The team determined that security forces had supported Hasina’s government throughout the unrest, which began as protests against civil service job quotas and then escalated into wider calls for her to stand down.
OHCHR estimated that “as many as 1,400 people may have been killed” over the 45-day period, the vast majority of them “shot by Bangladesh’s security forces”. Children made up 12 per cent to 13 per cent of those killed, it said.
Sheikh Hasina
The overall death toll given is far higher than the most recent estimate by Bangladesh’s interim government of 834 people killed.
“The brutal response was a calculated and wellcoordinated strategy by the former government to hold onto power in the face of mass opposition,” Turk said.
He pointed to findings of “hundreds of extrajudicial killings, extensive arbitrary arrest and detention and torture and ill treatment”, decrying “a disturbing picture of rampant state violence and targeted killings”.
The rights office also found indications of widespread gender-based violence and the abuse and killing of children.
On the other side, the report highlighted “lynchings and other serious retaliatory violence” against police and Awami league officials or supporters. Bangladeshi rights group Odhikar said a dozen people had died in detention since Hasina’s ousting.
At least seven victims died after torture, and four had gunshot wounds, according to Odhikar.
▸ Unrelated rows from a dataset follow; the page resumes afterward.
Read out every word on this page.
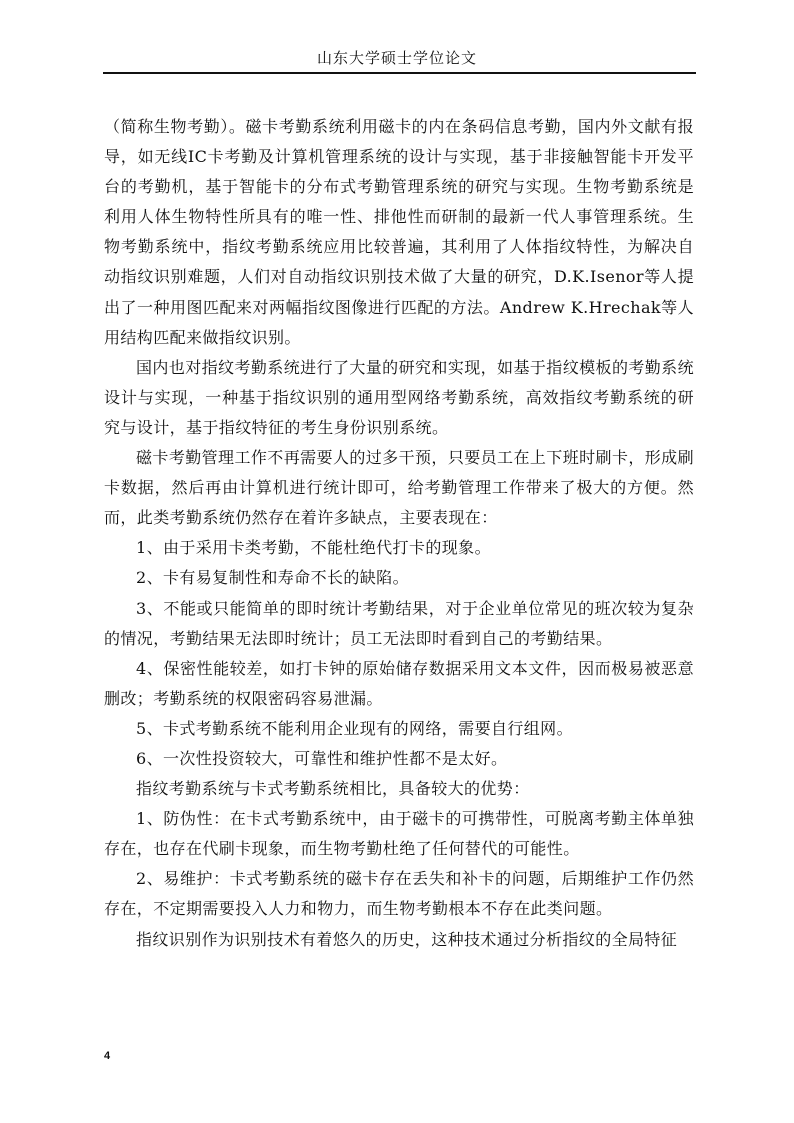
山东大学硕士学位论文

（简称生物考勤）。磁卡考勤系统利用磁卡的内在条码信息考勤，国内外文献有报导，如无线IC卡考勤及计算机管理系统的设计与实现，基于非接触智能卡开发平台的考勤机，基于智能卡的分布式考勤管理系统的研究与实现。生物考勤系统是利用人体生物特性所具有的唯一性、排他性而研制的最新一代人事管理系统。生物考勤系统中，指纹考勤系统应用比较普遍，其利用了人体指纹特性，为解决自动指纹识别难题，人们对自动指纹识别技术做了大量的研究，D.K.Isenor等人提出了一种用图匹配来对两幅指纹图像进行匹配的方法。Andrew K.Hrechak等人用结构匹配来做指纹识别。

国内也对指纹考勤系统进行了大量的研究和实现，如基于指纹模板的考勤系统设计与实现，一种基于指纹识别的通用型网络考勤系统，高效指纹考勤系统的研究与设计，基于指纹特征的考生身份识别系统。

磁卡考勤管理工作不再需要人的过多干预，只要员工在上下班时刷卡，形成刷卡数据，然后再由计算机进行统计即可，给考勤管理工作带来了极大的方便。然而，此类考勤系统仍然存在着许多缺点，主要表现在：

1、由于采用卡类考勤，不能杜绝代打卡的现象。

2、卡有易复制性和寿命不长的缺陷。

3、不能或只能简单的即时统计考勤结果，对于企业单位常见的班次较为复杂的情况，考勤结果无法即时统计；员工无法即时看到自己的考勤结果。

4、保密性能较差，如打卡钟的原始储存数据采用文本文件，因而极易被恶意删改；考勤系统的权限密码容易泄漏。

5、卡式考勤系统不能利用企业现有的网络，需要自行组网。

6、一次性投资较大，可靠性和维护性都不是太好。

指纹考勤系统与卡式考勤系统相比，具备较大的优势：

1、防伪性：在卡式考勤系统中，由于磁卡的可携带性，可脱离考勤主体单独存在，也存在代刷卡现象，而生物考勤杜绝了任何替代的可能性。

2、易维护：卡式考勤系统的磁卡存在丢失和补卡的问题，后期维护工作仍然存在，不定期需要投入人力和物力，而生物考勤根本不存在此类问题。

指纹识别作为识别技术有着悠久的历史，这种技术通过分析指纹的全局特征

4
Another person was beaten and later pushed off a bridge by the police, it added.
“The interim government should not let these crimes go unpunished,” Odhikar director ASM Nasiruddin Elan said. “Those involved in extrajudicial killings must be brought to justice.”
Bangladesh’s security forces are “investigating all the cases”, Sami-Ud-Dowla Chowdhury, the armed forces’ public relations director, said.
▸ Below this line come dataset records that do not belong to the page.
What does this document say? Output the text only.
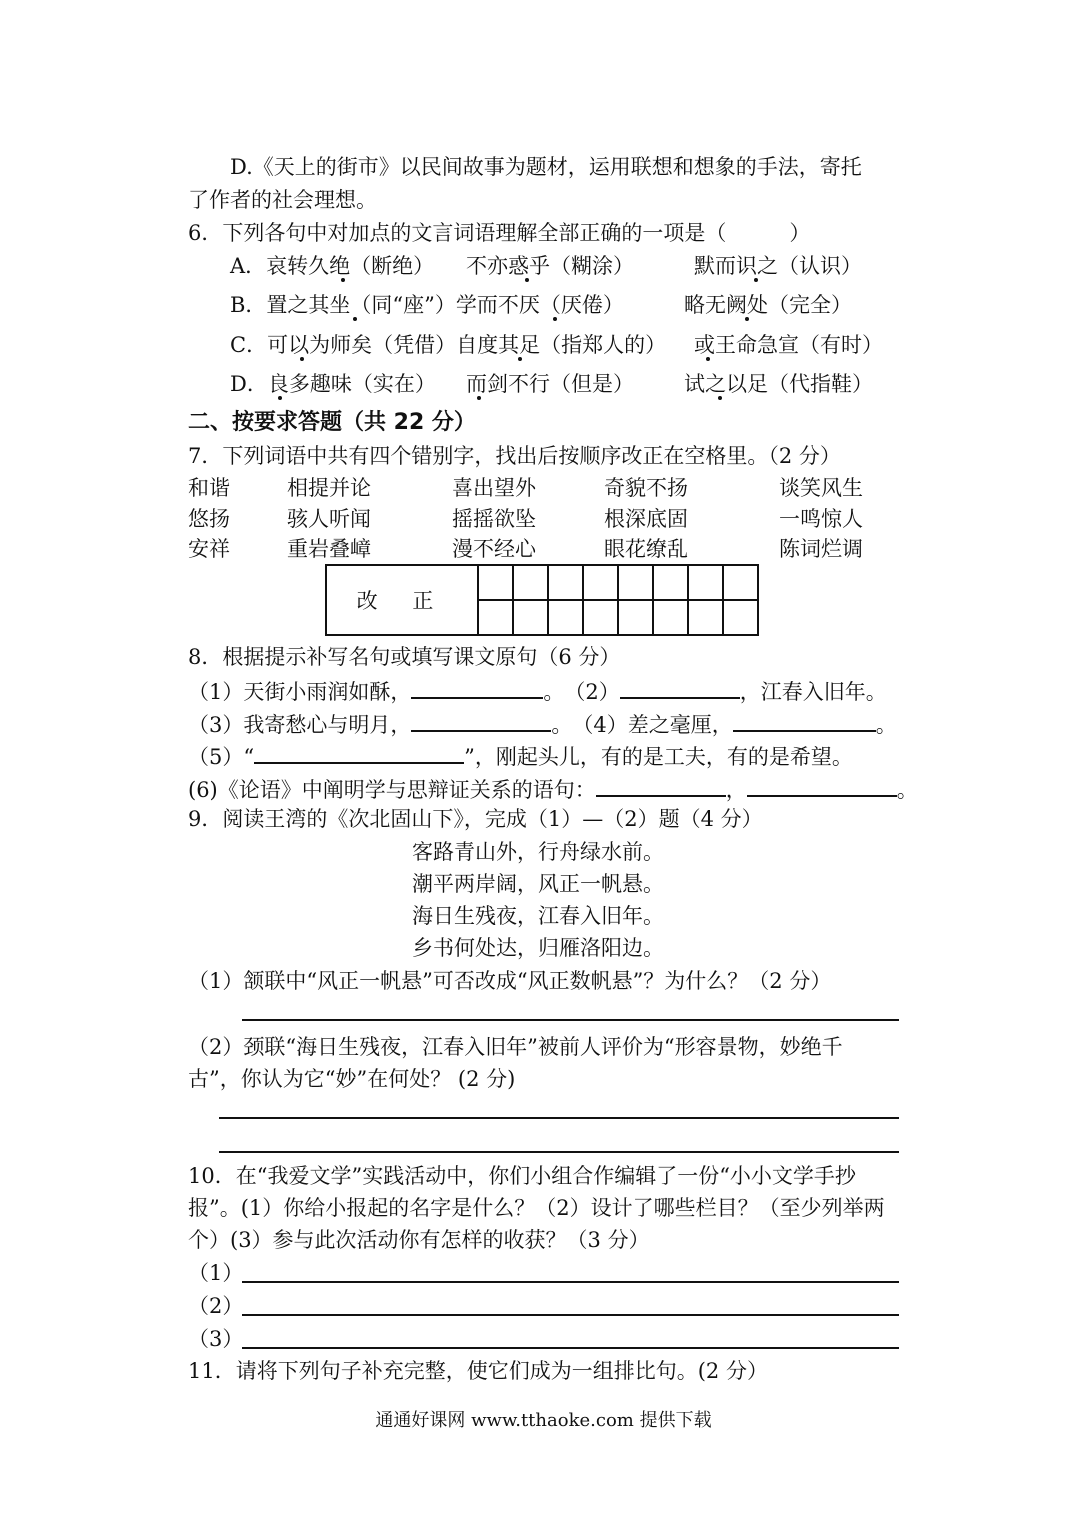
D.《天上的街市》以民间故事为题材，运用联想和想象的手法，寄托
了作者的社会理想。
6．下列各句中对加点的文言词语理解全部正确的一项是（　　　）
A．哀转久绝（断绝） 不亦惑乎（糊涂）	默而识之（认识）
B．置之其坐（同“座”）学而不厌（厌倦）	略无阙处（完全）
C．可以为师矣（凭借）自度其足（指郑人的） 或王命急宣（有时）
D．良多趣味（实在） 而剑不行（但是） 试之以足（代指鞋）
二、按要求答题（共 22 分）
7．下列词语中共有四个错别字，找出后按顺序改正在空格里。（2 分）
和谐	相提并论	喜出望外	奇貌不扬	谈笑风生
悠扬	骇人听闻	摇摇欲坠	根深底固	一鸣惊人
安祥	重岩叠嶂	漫不经心	眼花缭乱	陈词烂调
改 正								

8．根据提示补写名句或填写课文原句（6 分）
（1）天街小雨润如酥，	。　（2）	，江春入旧年。
（3）我寄愁心与明月，	。　（4）差之毫厘，	。
（5）“	”，刚起头儿，有的是工夫，有的是希望。
(6)《论语》中阐明学与思辩证关系的语句：	，	。
9．阅读王湾的《次北固山下》，完成（1）—（2）题（4 分）
客路青山外，行舟绿水前。
潮平两岸阔，风正一帆悬。
海日生残夜，江春入旧年。
乡书何处达，归雁洛阳边。
（1）颔联中“风正一帆悬”可否改成“风正数帆悬”？为什么？（2 分）
（2）颈联“海日生残夜，江春入旧年”被前人评价为“形容景物，妙绝千
古”，你认为它“妙”在何处？ (2 分)
10．在“我爱文学”实践活动中，你们小组合作编辑了一份“小小文学手抄
报”。(1）你给小报起的名字是什么？（2）设计了哪些栏目？（至少列举两
个）(3）参与此次活动你有怎样的收获？（3 分）
（1）
（2）
（3）
11．请将下列句子补充完整，使它们成为一组排比句。(2 分）
通通好课网 www.tthaoke.com 提供下载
Asked about these cases, Turk said his office had only examined the situation up to mid-August.
He hailed the interim government’s cooperation and expressed commitment to reforms, but warned of “major challenges and deficiencies in the current legal system”.
Rory Mungoven, head of OHCHR’s Asia-Pacific section, said the office was prepared to cooperate with Bangladesh’s judiciary to help ensure justice, but only if the process meets international fair trial standards. The fact that Bangladesh allows capital punishment also posed a problem, he said.
Turk said the country needed “a comprehensive process of truth-telling, healing and accountability, and to redress the legacy of human rights violations and ensure they can never happen again”.